Christmas Claims... Whose Fault is it anyway?

At what point does an employer cease to be responsible for its employees’ actions?  This is a particularly pertinent question at Christmas time when parties, lunches and other celebrations and social events provide ample opportunity for alcohol fuelled employees to behave badly. 

An employer is vicariously liable for the acts of its employees during the course of their employment.  This includes responsibility for acts of discrimination and, as recently confirmed by the court in the Green and Majrowski cases, for non discriminatory harassment by employees. It also includes responsibility for employees’ negligence.  The big question at Christmas time is exactly what constitutes acting in the course of employment particularly  since most parties take place out of hours and/or off site and are often coupled with pre or post party drinking.

Firstly, just because discriminatory or harassing behaviour by employees is not done at the employer’s instigation or instruction, even if it is done without its knowledge, doesn’t mean that it is not in the course of employment.  Employers are expected to take responsibility for the behaviour of their employees, not least in preventing discriminatory and harassing behaviour.  Unless the employer can show that it took active steps to prevent such behaviour, for example, training, pro-active management of issues and stringently applied policies, then the employer will end up taking responsibility.  It is not enough simply to have nicely drafted policies, the employer has to show that it has used best endeavours to ensure that such behaviour does not take place if it is to avoid liability.

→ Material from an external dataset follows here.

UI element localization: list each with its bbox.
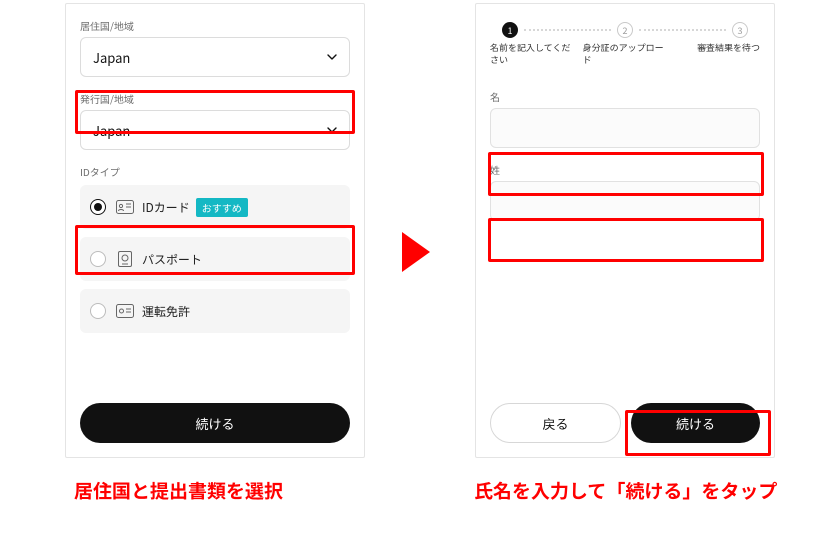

Secondly, tribunals have found employers to be liable for their employees’ unlawful actions even where these occur outside the workplace and after hours.  Each case will be determined on its own facts but there have been cases in which it has been held that employees meeting together in the pub directly after work or at social gatherings arranged through work (which would include a works Christmas party or a gathering at a pub) could constitute extension of the workplace.  On the other hand, one employer avoided vicarious liability for the violent and abusive behaviour of an employee which took place at an event which was organised through work but which took place at the weekend, at a public theme park where the general public was also present and at which most of the participants were friends and family not employees.  This latter scenario however, is not likely to apply to your Christmas bash.

What this means is that if your employees are in the pub after work but before the Christmas party you are likely to be responsible for any of their discriminatory, violent or harassing behaviour.  The question is perhaps more blurred where this type of behaviour takes place once the party has ended, perhaps at a nightclub or other drinking hole which employees have gone to in order to continue the festivities.  If some employees end up there on an impromptu basis, and this is not an organised extension of the Christmas party itself, it may be possible for the employer to distance itself from responsibility.

Don’t forget too that employers have a duty of care towards their employees which means that they need to take some responsibility for their employees after the party has ended.  If the employer knows that an employee has drunk too much or see them getting abusive, it ought to take active steps to try to calm the situation down or ensure that the employee gets home safely without incident.